While we acknowledge the detailed statutory scheme for adoptions, we believe other factors must necessarily influence our decision to determine proper custody for this child. The overriding concern in the entire arena of family law where children are affected is what is in the child's best interest. La. Civ.Code art. 131. Here, too, this child's best interest is absolutely our most important concern. Of particular significance is the fact that the court-appointed advocate for M.S. recommended that the adoptive mother retain custody. We believe her opinion is entitled to substantial weight, as she is a person undoubtedly solely looking out for this child's best interest.
Primarily, however, we look to the expert opinion of Dr. Allison Steiers, a clinical psychologist, qualified by the juvenile court as an expert in the field of mental health and infant attachments. According to Dr. Steiers, infants go through several phases of development. The two most relevant for this child are those from three to six months of age and from six to nine months of age. During the three to six-month phase, infants begin to make more discriminations about their caretakers and become more focused on familiar adults. During the six to nine-month phase, infants develop a focused attachment on their primary caretaker and begin to experience distress at the loss of that person. This is the phase where infants form permanent psychological bonds. In this phase, permanently removing a child from his primary caretaker will likely cause irreversible psychological damage, and is completely discouraged. If, however, a child is permanently removed from the care of his primary caretaker at ages three to six months, the child should attach to the new caretaker, with the proper transition.

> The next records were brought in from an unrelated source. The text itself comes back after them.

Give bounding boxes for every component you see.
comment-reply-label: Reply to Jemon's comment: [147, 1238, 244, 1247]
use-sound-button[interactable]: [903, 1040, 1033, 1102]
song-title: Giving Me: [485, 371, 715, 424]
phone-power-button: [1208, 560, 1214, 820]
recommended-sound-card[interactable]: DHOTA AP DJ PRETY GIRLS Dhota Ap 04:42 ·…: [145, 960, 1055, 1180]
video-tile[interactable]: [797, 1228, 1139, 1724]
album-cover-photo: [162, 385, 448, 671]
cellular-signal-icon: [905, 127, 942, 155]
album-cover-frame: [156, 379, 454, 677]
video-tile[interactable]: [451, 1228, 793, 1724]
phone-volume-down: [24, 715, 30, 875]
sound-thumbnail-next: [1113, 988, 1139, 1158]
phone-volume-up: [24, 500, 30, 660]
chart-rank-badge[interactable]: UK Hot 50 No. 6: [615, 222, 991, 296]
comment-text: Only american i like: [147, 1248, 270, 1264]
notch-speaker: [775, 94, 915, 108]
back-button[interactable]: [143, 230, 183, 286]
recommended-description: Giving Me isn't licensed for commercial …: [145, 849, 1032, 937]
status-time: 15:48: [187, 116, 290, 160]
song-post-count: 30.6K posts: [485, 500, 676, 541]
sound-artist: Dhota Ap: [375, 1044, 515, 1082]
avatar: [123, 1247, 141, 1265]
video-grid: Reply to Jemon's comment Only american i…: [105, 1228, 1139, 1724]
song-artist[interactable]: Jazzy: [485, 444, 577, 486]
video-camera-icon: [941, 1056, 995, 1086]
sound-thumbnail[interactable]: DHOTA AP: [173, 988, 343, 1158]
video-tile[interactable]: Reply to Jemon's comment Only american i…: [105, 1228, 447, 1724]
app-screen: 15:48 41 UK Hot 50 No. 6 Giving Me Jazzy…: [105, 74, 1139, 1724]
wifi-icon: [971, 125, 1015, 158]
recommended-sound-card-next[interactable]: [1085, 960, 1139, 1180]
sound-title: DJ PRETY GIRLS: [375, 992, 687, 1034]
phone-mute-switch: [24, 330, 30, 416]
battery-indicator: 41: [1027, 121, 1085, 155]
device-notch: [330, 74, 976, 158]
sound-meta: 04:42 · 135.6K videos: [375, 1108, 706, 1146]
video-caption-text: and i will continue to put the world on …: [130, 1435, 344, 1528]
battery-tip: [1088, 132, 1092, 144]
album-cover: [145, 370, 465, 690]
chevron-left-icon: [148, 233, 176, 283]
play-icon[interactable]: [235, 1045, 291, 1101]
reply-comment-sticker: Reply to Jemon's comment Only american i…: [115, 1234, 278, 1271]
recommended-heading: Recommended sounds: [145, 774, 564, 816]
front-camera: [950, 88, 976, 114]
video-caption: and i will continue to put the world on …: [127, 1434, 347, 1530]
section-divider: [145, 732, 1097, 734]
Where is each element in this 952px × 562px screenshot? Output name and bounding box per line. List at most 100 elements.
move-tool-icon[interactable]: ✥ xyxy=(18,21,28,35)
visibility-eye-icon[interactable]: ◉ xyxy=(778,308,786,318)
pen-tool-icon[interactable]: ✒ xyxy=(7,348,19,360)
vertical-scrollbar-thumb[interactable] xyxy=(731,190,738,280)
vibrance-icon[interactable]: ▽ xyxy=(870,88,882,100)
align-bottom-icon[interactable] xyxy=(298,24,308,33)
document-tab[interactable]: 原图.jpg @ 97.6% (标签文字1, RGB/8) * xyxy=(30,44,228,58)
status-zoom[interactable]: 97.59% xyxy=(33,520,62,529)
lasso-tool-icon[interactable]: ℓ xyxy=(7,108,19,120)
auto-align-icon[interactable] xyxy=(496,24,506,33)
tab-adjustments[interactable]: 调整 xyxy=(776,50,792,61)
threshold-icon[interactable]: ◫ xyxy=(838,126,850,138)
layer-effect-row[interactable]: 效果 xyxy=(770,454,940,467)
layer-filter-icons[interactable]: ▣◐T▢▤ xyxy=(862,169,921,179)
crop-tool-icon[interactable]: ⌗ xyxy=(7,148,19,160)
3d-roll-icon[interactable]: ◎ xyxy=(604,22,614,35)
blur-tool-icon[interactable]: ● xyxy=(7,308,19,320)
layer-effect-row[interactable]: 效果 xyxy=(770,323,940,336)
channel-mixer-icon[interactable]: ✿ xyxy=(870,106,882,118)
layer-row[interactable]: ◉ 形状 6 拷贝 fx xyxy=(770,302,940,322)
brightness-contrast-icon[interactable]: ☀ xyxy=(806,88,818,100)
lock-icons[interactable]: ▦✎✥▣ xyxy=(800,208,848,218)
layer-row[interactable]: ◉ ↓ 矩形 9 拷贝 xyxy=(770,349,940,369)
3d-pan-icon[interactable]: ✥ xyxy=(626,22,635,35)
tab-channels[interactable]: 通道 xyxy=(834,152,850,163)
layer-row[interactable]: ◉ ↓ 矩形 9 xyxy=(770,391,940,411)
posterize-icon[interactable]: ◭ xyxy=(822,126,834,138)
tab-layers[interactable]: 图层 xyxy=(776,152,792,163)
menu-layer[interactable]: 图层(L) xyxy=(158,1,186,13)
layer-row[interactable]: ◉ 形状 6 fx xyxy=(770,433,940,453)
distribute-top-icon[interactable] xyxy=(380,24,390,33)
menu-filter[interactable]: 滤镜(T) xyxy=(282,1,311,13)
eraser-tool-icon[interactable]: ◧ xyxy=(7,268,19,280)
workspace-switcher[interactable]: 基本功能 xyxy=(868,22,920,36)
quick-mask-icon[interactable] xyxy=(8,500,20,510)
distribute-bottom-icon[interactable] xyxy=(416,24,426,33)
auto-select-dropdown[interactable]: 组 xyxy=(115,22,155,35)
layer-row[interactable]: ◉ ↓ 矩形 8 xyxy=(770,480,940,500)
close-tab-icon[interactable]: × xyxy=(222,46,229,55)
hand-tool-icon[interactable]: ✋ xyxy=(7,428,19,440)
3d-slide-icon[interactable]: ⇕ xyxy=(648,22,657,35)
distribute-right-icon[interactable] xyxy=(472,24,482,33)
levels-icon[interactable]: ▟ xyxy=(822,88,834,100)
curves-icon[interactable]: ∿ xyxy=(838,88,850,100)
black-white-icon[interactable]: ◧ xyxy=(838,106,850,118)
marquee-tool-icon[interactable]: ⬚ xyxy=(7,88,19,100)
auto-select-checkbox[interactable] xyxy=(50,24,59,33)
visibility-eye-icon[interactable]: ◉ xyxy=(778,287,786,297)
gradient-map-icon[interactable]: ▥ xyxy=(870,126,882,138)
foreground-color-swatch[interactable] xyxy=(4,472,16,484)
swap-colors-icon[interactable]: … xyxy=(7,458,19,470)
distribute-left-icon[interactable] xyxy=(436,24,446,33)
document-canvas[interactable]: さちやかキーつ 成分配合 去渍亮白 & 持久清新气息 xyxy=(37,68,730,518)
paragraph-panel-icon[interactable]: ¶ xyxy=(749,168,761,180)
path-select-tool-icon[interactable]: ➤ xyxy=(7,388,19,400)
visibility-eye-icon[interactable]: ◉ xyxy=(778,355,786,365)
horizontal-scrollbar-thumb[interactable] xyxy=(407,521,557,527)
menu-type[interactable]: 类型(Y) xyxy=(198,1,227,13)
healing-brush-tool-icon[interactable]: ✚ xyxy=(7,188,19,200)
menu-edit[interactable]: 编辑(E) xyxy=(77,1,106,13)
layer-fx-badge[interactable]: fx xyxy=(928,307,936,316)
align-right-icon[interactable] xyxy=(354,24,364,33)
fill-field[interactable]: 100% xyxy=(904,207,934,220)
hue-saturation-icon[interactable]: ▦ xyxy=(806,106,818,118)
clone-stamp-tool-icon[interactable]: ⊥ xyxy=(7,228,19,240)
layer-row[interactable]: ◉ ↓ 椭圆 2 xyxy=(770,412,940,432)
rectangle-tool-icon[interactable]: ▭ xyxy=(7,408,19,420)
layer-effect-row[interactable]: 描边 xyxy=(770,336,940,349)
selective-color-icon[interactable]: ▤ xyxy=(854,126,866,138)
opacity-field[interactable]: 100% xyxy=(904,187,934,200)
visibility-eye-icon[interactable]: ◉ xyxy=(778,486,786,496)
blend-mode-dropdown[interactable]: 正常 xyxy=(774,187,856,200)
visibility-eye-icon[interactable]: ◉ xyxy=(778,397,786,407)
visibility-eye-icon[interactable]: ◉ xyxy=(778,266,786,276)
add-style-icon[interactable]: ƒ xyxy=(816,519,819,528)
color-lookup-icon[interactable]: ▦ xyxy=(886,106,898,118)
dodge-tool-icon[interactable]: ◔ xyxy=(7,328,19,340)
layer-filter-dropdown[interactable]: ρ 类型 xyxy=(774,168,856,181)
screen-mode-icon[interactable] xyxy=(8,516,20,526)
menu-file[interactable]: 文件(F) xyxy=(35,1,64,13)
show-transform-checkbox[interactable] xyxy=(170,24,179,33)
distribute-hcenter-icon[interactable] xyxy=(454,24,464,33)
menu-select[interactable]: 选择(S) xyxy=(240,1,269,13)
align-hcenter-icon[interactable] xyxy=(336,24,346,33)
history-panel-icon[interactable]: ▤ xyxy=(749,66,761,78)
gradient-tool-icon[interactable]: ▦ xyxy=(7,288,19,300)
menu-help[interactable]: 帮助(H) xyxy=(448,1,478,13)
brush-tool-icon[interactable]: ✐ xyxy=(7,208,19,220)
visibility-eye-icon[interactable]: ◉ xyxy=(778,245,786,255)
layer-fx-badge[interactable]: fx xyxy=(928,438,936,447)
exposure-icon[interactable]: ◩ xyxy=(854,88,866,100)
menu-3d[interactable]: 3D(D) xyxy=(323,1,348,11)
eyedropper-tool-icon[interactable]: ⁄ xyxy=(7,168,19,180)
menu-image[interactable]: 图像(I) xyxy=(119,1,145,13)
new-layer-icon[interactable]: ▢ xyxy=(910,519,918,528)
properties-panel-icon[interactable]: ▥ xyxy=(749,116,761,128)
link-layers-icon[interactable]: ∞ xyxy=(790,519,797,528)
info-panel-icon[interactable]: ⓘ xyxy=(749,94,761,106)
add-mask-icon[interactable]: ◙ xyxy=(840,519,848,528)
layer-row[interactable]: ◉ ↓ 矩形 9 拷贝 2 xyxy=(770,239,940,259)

As M.S. was born on October 7, 1999, and is currently 5½ months old, he is bordering the two phases. Therefore, it is reasonable to assume that he has begun to form a permanent bond with his primary caretaker, and if he is permanently taken from her at this point, he would experience some level of psychological damage.
Also, according to Dr. Steiers, if the child is doing well where he is, she would definitely not recommend a change of custody. There is no evidence that this child is not thriving in his current environment. Furthermore, Dr. Steiers opined that a shared custody arrangement, where two or more people alternate custody of the child every several weeks or months, would cause developmental problems for a child, which appears to be the arrangement that the biological mother's mother and grandmother have privately arranged with the appellee.
Although we do realize that a biological father's right to raise his children is fundamental, we find that this biological father did not timely object to the surrender, that he has failed to prove substantial commitment to his parental responsibilities and parental fitness, and that this child's best interests are best served by him remaining in the adoptive mother's custody. Moreover,
Accordingly, we reverse the juvenile court's judgment, terminate the biological father's parental rights, and grant the adoptive mother permanent, sole custody of M.S. Each party shall bear his own costs of this appeal.